Vigie, août 2015

 

 

 

 LA LUMIÈRE DESCEND LA MONTAGNE

 

 

 

La lumière descend la montagne. Elle passe les crêtes bleues hérissées de sapins, glisse sur les noisetiers, se faufile entre les pommiers du verger d’en haut, rallume la tête du grand tilleul puis, franchissant d’un bon la combe et la route, va reverdir le champ d’en face. La forêt frémit, tilleul et bouleaux bougent un peu, comme le fait le chien dans son sommeil quand un rêve ou une mouche le perturbe. Voici justement qu’un chien aboie du côté des Landaz. Un très gros bus Philibert chargé de personnes âgées remonte la route encore à l’ombre, puis l’on n’entend de nouveau plus que le frémissement des arbres.

La lumière dessine des ombres sur les dalles de la terrasse. Elle atteint les lilas et le haut du poirier. Au long fffffffffff vivant des arbres et à l’aboi du chien se mêle une rumeur d’insectes, et l’on se dit qu’il fera beau. Un pic épeiche martèle un châtaignier, une mouche folle se heurte cinq fois de suite à la vitre avant de repartir en zigzagant. Ce petit grésillement sur la gauche, ce sont les dents des brebis qui mastiquent les hautes herbes. Les fleurs neuves du spirée (que les brebis, dieu merci, ne peuvent atteindre) sont une offrande à la lumière.

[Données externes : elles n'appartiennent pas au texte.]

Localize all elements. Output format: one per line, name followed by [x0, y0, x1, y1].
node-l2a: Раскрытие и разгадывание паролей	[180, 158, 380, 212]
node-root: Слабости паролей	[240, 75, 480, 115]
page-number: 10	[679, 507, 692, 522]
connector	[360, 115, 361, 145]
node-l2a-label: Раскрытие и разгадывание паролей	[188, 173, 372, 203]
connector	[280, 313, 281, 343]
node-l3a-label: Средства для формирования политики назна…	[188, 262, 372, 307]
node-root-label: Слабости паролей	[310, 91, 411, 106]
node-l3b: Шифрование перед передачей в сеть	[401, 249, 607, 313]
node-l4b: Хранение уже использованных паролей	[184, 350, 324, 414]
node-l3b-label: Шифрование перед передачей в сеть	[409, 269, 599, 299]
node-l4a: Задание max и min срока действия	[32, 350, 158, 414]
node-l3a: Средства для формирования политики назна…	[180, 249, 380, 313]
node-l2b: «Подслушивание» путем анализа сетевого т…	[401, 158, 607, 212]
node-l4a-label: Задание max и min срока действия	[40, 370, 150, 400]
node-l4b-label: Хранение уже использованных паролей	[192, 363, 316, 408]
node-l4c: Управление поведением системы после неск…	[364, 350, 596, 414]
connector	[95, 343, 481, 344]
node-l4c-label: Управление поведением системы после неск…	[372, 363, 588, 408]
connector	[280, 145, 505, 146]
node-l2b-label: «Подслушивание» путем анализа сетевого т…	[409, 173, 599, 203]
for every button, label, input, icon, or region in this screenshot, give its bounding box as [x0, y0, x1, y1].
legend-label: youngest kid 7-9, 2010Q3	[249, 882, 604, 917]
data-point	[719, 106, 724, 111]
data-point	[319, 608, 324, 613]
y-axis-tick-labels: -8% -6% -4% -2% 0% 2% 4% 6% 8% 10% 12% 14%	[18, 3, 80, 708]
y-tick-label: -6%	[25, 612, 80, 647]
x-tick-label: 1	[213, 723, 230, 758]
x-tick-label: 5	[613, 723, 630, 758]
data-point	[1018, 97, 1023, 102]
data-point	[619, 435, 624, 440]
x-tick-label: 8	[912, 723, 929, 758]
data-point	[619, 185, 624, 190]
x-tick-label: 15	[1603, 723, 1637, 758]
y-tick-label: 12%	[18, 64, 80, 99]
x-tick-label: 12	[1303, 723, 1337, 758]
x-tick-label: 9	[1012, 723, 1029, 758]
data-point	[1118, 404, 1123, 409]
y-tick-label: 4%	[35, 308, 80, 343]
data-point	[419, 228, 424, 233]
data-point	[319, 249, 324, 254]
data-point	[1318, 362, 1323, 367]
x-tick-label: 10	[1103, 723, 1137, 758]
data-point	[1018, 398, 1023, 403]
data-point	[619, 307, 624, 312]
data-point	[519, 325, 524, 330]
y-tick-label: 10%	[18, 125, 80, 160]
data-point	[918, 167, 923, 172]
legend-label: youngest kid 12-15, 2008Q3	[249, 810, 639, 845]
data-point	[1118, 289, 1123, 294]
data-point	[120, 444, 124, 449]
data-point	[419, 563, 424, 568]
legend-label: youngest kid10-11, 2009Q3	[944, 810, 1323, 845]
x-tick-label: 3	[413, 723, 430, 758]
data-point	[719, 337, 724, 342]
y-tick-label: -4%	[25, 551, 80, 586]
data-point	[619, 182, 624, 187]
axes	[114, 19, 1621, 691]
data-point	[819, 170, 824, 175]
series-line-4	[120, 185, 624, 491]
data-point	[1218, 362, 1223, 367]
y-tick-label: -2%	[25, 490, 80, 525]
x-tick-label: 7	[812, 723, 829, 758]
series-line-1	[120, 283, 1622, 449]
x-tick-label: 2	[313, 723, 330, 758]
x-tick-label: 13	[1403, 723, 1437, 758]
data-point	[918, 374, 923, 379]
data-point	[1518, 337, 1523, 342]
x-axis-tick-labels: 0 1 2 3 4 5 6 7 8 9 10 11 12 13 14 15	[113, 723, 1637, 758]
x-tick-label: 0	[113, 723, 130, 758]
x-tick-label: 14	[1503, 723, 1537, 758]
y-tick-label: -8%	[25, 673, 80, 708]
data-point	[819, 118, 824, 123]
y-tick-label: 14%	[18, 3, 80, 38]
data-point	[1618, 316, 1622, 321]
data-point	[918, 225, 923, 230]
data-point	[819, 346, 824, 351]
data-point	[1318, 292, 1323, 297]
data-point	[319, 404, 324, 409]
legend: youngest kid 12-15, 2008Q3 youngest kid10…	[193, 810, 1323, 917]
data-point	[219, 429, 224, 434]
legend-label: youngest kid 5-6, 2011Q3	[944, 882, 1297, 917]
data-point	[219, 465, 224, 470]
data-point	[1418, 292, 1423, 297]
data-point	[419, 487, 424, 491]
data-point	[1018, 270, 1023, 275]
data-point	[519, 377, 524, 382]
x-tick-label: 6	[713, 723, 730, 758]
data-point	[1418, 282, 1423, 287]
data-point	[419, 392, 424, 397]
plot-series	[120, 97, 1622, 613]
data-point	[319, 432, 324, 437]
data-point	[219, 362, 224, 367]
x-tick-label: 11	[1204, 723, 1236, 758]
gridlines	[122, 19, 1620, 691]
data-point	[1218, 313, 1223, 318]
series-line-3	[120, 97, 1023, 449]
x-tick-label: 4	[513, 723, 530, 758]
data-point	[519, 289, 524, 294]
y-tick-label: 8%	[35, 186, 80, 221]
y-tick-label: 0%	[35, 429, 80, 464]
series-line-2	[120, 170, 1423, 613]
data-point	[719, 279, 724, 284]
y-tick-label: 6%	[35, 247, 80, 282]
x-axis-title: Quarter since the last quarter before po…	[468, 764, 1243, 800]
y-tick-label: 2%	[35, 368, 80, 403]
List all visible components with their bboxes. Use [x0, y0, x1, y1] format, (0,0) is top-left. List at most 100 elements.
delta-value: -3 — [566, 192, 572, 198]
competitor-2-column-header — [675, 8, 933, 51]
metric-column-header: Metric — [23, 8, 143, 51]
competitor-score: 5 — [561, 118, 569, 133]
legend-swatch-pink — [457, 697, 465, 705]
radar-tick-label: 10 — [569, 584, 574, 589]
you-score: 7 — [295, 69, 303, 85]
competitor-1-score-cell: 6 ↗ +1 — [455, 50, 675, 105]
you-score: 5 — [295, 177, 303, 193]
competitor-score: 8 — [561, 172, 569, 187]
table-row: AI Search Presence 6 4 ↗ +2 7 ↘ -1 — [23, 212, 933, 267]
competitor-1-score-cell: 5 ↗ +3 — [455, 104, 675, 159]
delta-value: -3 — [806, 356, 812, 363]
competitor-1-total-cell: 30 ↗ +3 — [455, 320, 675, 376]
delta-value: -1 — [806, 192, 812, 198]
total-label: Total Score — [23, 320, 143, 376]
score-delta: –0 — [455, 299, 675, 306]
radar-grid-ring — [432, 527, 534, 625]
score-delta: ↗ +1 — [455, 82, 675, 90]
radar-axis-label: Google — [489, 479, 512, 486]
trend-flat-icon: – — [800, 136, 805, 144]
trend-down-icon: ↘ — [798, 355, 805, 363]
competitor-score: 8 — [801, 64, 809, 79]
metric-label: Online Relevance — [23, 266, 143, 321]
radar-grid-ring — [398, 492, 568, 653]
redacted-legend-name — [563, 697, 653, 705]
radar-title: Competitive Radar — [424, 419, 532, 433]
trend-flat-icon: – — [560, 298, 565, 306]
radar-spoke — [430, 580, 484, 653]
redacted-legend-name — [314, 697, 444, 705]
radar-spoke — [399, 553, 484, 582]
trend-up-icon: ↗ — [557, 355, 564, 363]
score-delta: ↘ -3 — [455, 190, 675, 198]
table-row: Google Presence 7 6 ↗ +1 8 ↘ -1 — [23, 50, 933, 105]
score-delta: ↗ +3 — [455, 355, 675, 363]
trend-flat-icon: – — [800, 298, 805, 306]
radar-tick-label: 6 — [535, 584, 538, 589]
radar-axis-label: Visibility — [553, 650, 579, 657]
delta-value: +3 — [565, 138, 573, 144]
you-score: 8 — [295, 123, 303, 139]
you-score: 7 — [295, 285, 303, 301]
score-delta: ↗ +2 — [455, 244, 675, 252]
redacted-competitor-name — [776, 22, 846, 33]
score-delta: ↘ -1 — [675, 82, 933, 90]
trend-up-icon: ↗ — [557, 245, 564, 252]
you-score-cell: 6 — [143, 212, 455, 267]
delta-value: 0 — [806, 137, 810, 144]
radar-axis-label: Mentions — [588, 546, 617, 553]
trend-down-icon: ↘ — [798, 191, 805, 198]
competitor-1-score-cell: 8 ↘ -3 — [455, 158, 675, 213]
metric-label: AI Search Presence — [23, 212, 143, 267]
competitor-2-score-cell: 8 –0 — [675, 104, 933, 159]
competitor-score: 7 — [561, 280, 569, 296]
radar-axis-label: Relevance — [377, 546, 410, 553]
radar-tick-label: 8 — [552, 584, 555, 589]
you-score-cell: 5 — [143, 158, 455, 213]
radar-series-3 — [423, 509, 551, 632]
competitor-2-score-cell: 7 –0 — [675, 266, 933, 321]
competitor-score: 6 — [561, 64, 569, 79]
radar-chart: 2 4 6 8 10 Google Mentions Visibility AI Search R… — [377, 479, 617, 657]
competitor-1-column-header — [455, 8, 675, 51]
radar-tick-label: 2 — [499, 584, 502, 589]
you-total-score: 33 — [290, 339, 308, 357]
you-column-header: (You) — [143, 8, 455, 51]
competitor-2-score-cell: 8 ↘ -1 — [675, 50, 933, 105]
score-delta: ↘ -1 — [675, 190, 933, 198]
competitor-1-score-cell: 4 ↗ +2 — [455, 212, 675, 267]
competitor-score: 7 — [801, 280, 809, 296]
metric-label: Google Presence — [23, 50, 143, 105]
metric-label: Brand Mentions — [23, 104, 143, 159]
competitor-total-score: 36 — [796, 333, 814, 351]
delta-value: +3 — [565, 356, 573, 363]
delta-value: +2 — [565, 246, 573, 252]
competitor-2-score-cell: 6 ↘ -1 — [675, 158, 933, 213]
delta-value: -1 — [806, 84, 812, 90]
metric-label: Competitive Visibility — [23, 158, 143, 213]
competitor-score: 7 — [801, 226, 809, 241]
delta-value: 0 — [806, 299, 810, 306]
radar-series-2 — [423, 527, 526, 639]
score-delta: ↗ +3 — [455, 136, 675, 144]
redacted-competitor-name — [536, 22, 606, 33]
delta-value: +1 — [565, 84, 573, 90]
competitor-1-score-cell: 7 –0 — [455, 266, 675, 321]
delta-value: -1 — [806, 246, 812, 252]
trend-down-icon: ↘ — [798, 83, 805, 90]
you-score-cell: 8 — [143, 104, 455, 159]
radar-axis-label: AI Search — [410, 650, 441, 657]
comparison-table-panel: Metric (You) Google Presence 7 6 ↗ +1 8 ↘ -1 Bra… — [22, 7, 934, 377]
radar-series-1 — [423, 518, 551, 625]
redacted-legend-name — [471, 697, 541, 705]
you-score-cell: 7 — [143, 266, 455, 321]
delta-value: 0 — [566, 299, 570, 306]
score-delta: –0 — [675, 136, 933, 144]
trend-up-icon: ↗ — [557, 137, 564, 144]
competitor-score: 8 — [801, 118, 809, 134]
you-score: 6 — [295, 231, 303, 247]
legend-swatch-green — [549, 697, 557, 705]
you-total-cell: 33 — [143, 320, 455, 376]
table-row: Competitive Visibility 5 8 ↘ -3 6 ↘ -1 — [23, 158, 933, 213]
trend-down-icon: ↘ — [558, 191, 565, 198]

La lumière gagne. Elle fait blanchir la falaise et la page, caresse la laine des brebis et brille au fond de la tasse où je la bois en même temps que le thé. Elle gagne du terrain, bien sûr, mais ce n’est pas une conquérante. Elle est douce, feutrée, filtrée par les nuages et les feuilles, elle n’arrive que de biais de derrière la montagne et elle se retirera paisiblement le soir venu. Dans ce pays de pentes et de forêts elle ménage tout ce qu’il faut d’ombres − même les chouettes et les chauves-souris ne peuvent s’en plaindre…

La lumière réunit, à leur insu comme au sien, les formes qui semblent séparées. Elle est une force d’unité et de vie – assez voisine au fond de ce que les Grecs anciens appelaient Éros, l’amour primordial. Il suffit de suivre les chemins qu’elle allume le matin pour percevoir quelque chose d’une vieille connivence qui nous relie au monde et à ses habitants.

Maintenant le pic est tout près, qui tape en remontant le tronc du vieux poirier ; il s’arrête, me regarde, puis pousse un cri bref et s’envole avec un éclat rouge accroché à son crâne. Moi je murmure, en frottant le feutre sur la feuille, ces quelques mots dont le son me convient − et puis, ayant tendu la tasse en direction des crêtes, je bois une bonne rasade de thé vert à la santé de la lumière.